Chris knew nothing about legal procedure, but with paper and pencil he wrote a letter to the New Hampshire District Court. He told the court about his cartooning and how he had been treated by the prison staff. The federal judge gave Chris the benefit of the doubt and held a hearing. The judge seemed amused by the exploits of Rippy and found that the prison had violated Chris’s First Amendment rights to free speech. He ordered the D.O.C. to return Chris to Concord and replace all his stolen items.
When Chris got back to Concord, he joined the choir. The choir director, Nick, was an accomplished musician doing seven years for inappropriate contact with a teenage actress. This particular day he handed out copies of a new song. It was a short piece written by John Bell, “Take, O, Take Me as I Am,”
“Guys,” said Nick, “this is a really easy piece and there are no harmonies to learn. Here’s how it goes.”
Nick played through the tune on the chapel’s electronic piano. I followed along, singing the words in my head. “Take, O, take me as I am. Summon out what I shall be. Set your seal upon my heart and live in me…” It had a simple, flowing melody ending on a hanging note that led back to the beginning - one of those songs easily sung over and over. I liked it.

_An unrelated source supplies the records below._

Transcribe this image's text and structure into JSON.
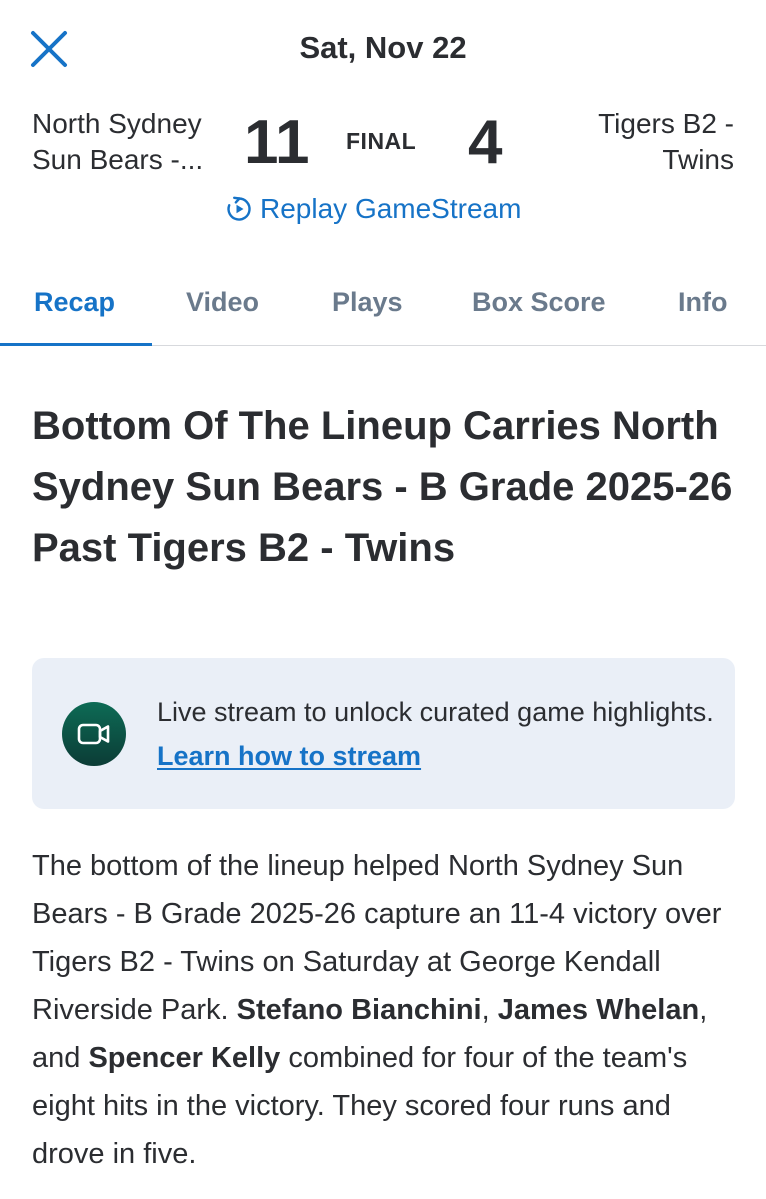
{
  "header": {
    "date": "Sat, Nov 22"
  },
  "game": {
    "home_team": "North Sydney Sun Bears -...",
    "home_score": "11",
    "status": "FINAL",
    "away_score": "4",
    "away_team": "Tigers B2 - Twins",
    "replay_label": "Replay GameStream"
  },
  "tabs": [
    {
      "label": "Recap",
      "active": true
    },
    {
      "label": "Video",
      "active": false
    },
    {
      "label": "Plays",
      "active": false
    },
    {
      "label": "Box Score",
      "active": false
    },
    {
      "label": "Info",
      "active": false
    }
  ],
  "article": {
    "headline": "Bottom Of The Lineup Carries North Sydney Sun Bears - B Grade 2025-26 Past Tigers B2 - Twins",
    "promo_text": "Live stream to unlock curated game highlights.",
    "promo_link": "Learn how to stream",
    "body_part1": "The bottom of the lineup helped North Sydney Sun Bears - B Grade 2025-26 capture an 11-4 victory over Tigers B2 - Twins on Saturday at George Kendall Riverside Park. ",
    "player1": "Stefano Bianchini",
    "sep1": ", ",
    "player2": "James Whelan",
    "sep2": ", and ",
    "player3": "Spencer Kelly",
    "body_part2": " combined for four of the team's eight hits in the victory. They scored four runs and drove in five."
  },
  "colors": {
    "accent": "#1673c7",
    "text": "#2b2d31",
    "tab_inactive": "#6a7a8c",
    "promo_bg": "#eaeff7",
    "icon_bg": "#0c4a40"
  },
  "icons": {
    "close": "close-icon",
    "replay": "replay-icon",
    "video_camera": "video-camera-icon"
  }
}
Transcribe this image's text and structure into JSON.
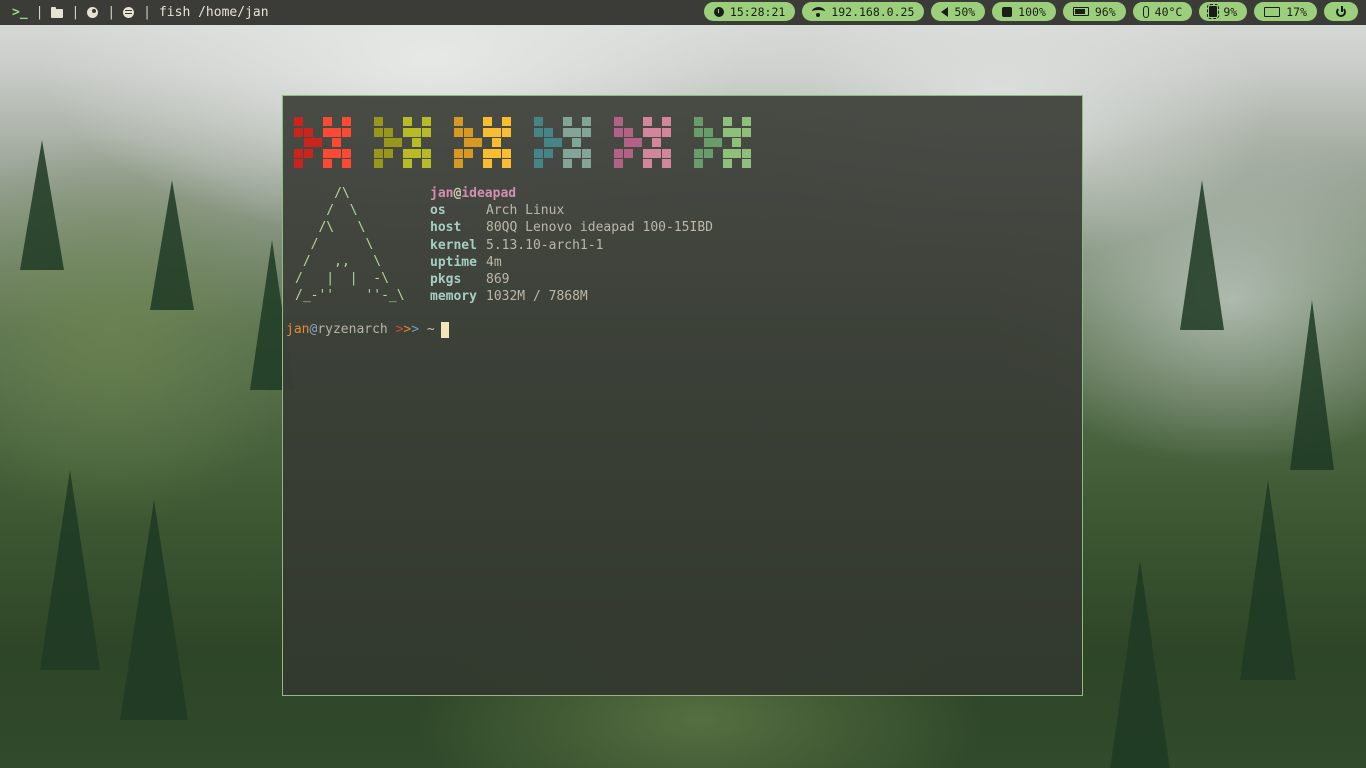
{
  "topbar": {
    "prompt_glyph": ">_",
    "separator": "|",
    "workspace_icons": [
      "folder-icon",
      "pie-icon",
      "spotify-icon"
    ],
    "window_title": "fish /home/jan",
    "modules": {
      "time": "15:28:21",
      "ip": "192.168.0.25",
      "volume": "50%",
      "cpu": "100%",
      "battery": "96%",
      "temperature": "40°C",
      "cpu_usage": "9%",
      "memory": "17%"
    },
    "accent": "#9ccf7b"
  },
  "terminal": {
    "palette_colors": [
      [
        "#cc241d",
        "#fb4934"
      ],
      [
        "#98971a",
        "#b8bb26"
      ],
      [
        "#d79921",
        "#fabd2f"
      ],
      [
        "#458588",
        "#83a598"
      ],
      [
        "#b16286",
        "#d3869b"
      ],
      [
        "#689d6a",
        "#8ec07c"
      ]
    ],
    "ascii_logo": "     /\\\n    /  \\\n   /\\   \\\n  /      \\\n /   ,,   \\\n/   |  |  -\\\n/_-''    ''-_\\",
    "fetch": {
      "user": "jan",
      "at": "@",
      "host": "ideapad",
      "rows": [
        {
          "key": "os",
          "value": "Arch Linux"
        },
        {
          "key": "host",
          "value": "80QQ Lenovo ideapad 100-15IBD"
        },
        {
          "key": "kernel",
          "value": "5.13.10-arch1-1"
        },
        {
          "key": "uptime",
          "value": "4m"
        },
        {
          "key": "pkgs",
          "value": "869"
        },
        {
          "key": "memory",
          "value": "1032M / 7868M"
        }
      ]
    },
    "prompt": {
      "user": "jan",
      "at": "@",
      "host": "ryzenarch",
      "arrow1": ">",
      "arrow2": ">",
      "arrow3": ">",
      "cwd": "~"
    }
  }
}
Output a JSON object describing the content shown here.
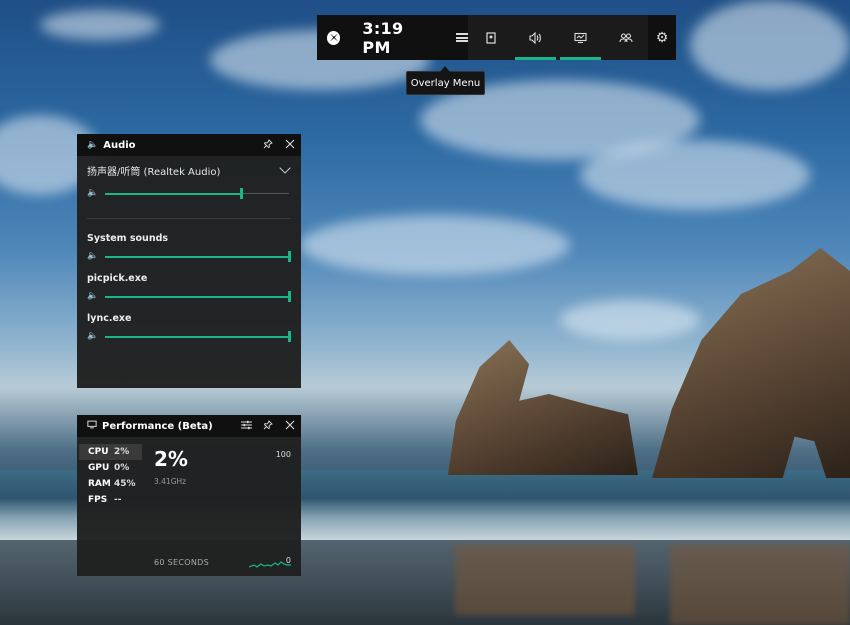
{
  "gamebar": {
    "time": "3:19 PM",
    "tooltip": "Overlay Menu",
    "buttons": [
      {
        "icon": "capture-icon",
        "active": false
      },
      {
        "icon": "audio-icon",
        "active": true
      },
      {
        "icon": "performance-icon",
        "active": true
      },
      {
        "icon": "xbox-social-icon",
        "active": false
      }
    ],
    "settings_icon": "gear-icon"
  },
  "audio": {
    "title": "Audio",
    "device": "扬声器/听筒 (Realtek Audio)",
    "master_volume": 0.74,
    "apps": [
      {
        "name": "System sounds",
        "volume": 1.0
      },
      {
        "name": "picpick.exe",
        "volume": 1.0
      },
      {
        "name": "lync.exe",
        "volume": 1.0
      }
    ],
    "accent": "#1bb58a"
  },
  "performance": {
    "title": "Performance (Beta)",
    "stats": [
      {
        "key": "CPU",
        "value": "2%",
        "selected": true
      },
      {
        "key": "GPU",
        "value": "0%",
        "selected": false
      },
      {
        "key": "RAM",
        "value": "45%",
        "selected": false
      },
      {
        "key": "FPS",
        "value": "--",
        "selected": false
      }
    ],
    "current": "2%",
    "frequency": "3.41GHz",
    "max_label": "100",
    "min_label": "0",
    "time_label": "60 SECONDS"
  }
}
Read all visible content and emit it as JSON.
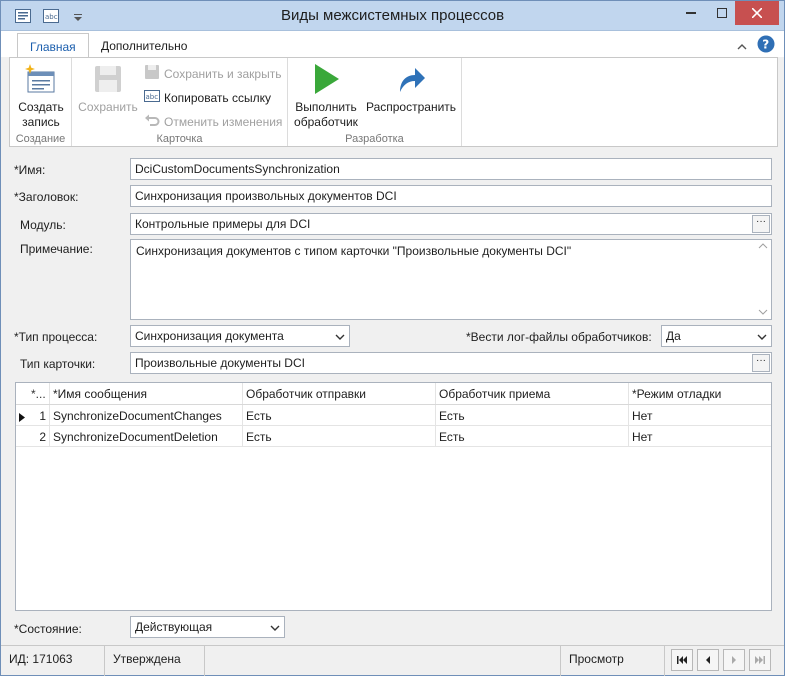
{
  "window": {
    "title": "Виды межсистемных процессов"
  },
  "ribbon": {
    "tabs": [
      {
        "label": "Главная",
        "active": true
      },
      {
        "label": "Дополнительно",
        "active": false
      }
    ],
    "groups": {
      "create": {
        "label": "Создание",
        "create_record": "Создать запись"
      },
      "card": {
        "label": "Карточка",
        "save": "Сохранить",
        "save_close": "Сохранить и закрыть",
        "copy_link": "Копировать ссылку",
        "undo_changes": "Отменить изменения"
      },
      "dev": {
        "label": "Разработка",
        "run_handler": "Выполнить обработчик",
        "distribute": "Распространить"
      }
    }
  },
  "form": {
    "name": {
      "label": "*Имя:",
      "value": "DciCustomDocumentsSynchronization"
    },
    "caption": {
      "label": "*Заголовок:",
      "value": "Синхронизация произвольных документов DCI"
    },
    "module": {
      "label": "Модуль:",
      "value": "Контрольные примеры для DCI"
    },
    "note": {
      "label": "Примечание:",
      "value": "Синхронизация документов с типом карточки \"Произвольные документы DCI\""
    },
    "process_type": {
      "label": "*Тип процесса:",
      "value": "Синхронизация документа"
    },
    "log_files": {
      "label": "*Вести лог-файлы обработчиков:",
      "value": "Да"
    },
    "card_type": {
      "label": "Тип карточки:",
      "value": "Произвольные документы DCI"
    },
    "state": {
      "label": "*Состояние:",
      "value": "Действующая"
    }
  },
  "grid": {
    "columns": [
      "*...",
      "*Имя сообщения",
      "Обработчик отправки",
      "Обработчик приема",
      "*Режим отладки"
    ],
    "rows": [
      {
        "num": "1",
        "message": "SynchronizeDocumentChanges",
        "send": "Есть",
        "receive": "Есть",
        "debug": "Нет"
      },
      {
        "num": "2",
        "message": "SynchronizeDocumentDeletion",
        "send": "Есть",
        "receive": "Есть",
        "debug": "Нет"
      }
    ]
  },
  "status": {
    "id": "ИД: 171063",
    "state": "Утверждена",
    "mode": "Просмотр"
  },
  "colors": {
    "accent": "#1c5fae",
    "run_green": "#3aa83a",
    "close_red": "#c75050"
  }
}
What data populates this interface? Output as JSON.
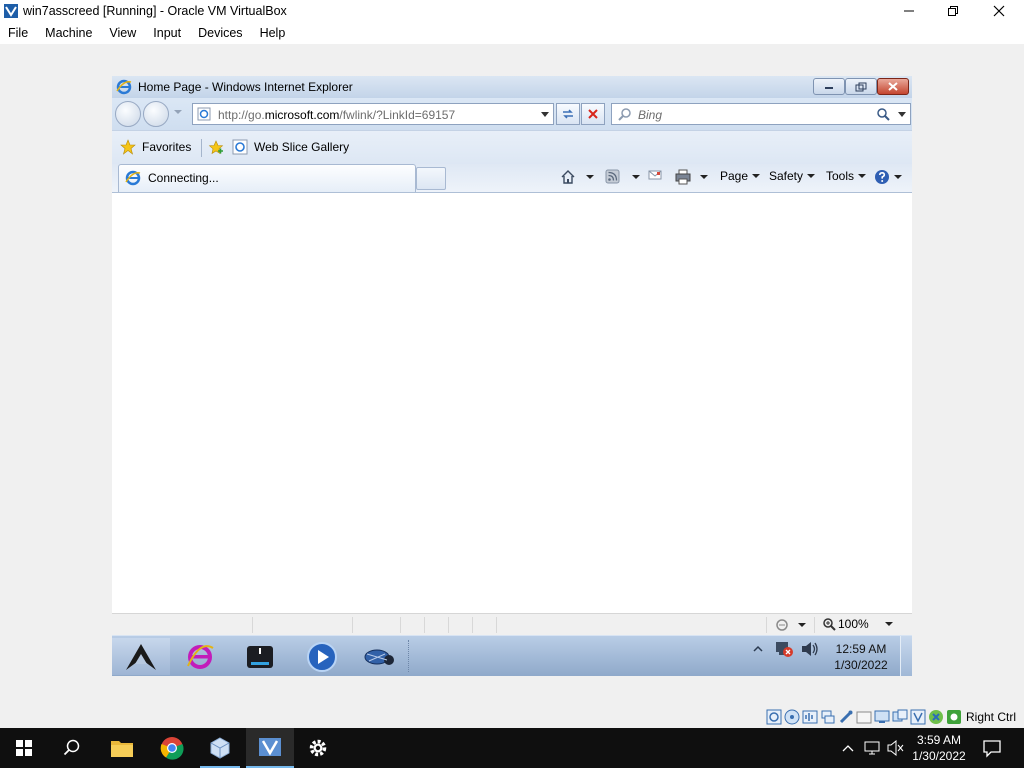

After the choir learned the tune, Nick announced, “Okay, I want the whole choir to sing it through twice and then I would like someone to sing it through twice as a solo.” He looked around. “Chris, why don’t you try it?”
“Okay,” Chris said, hesitantly.
When Chris’s turn came, he began tentatively, “Take, O, take me as I am.” Gaining confidence, his clear tenor voice soared to the high notes of “Set your seal upon my heart, and live in me.” He started into the second verse, but his voice began to quaver. Before the last line he choked and then collapsed into sobs. Someone put an arm around him.
“I’m sorry, guys, I’m sorry,” Chris whispered. The rest of the choir sat silently with our own thoughts.
“That’s all right,” Nick murmured. “We understand.”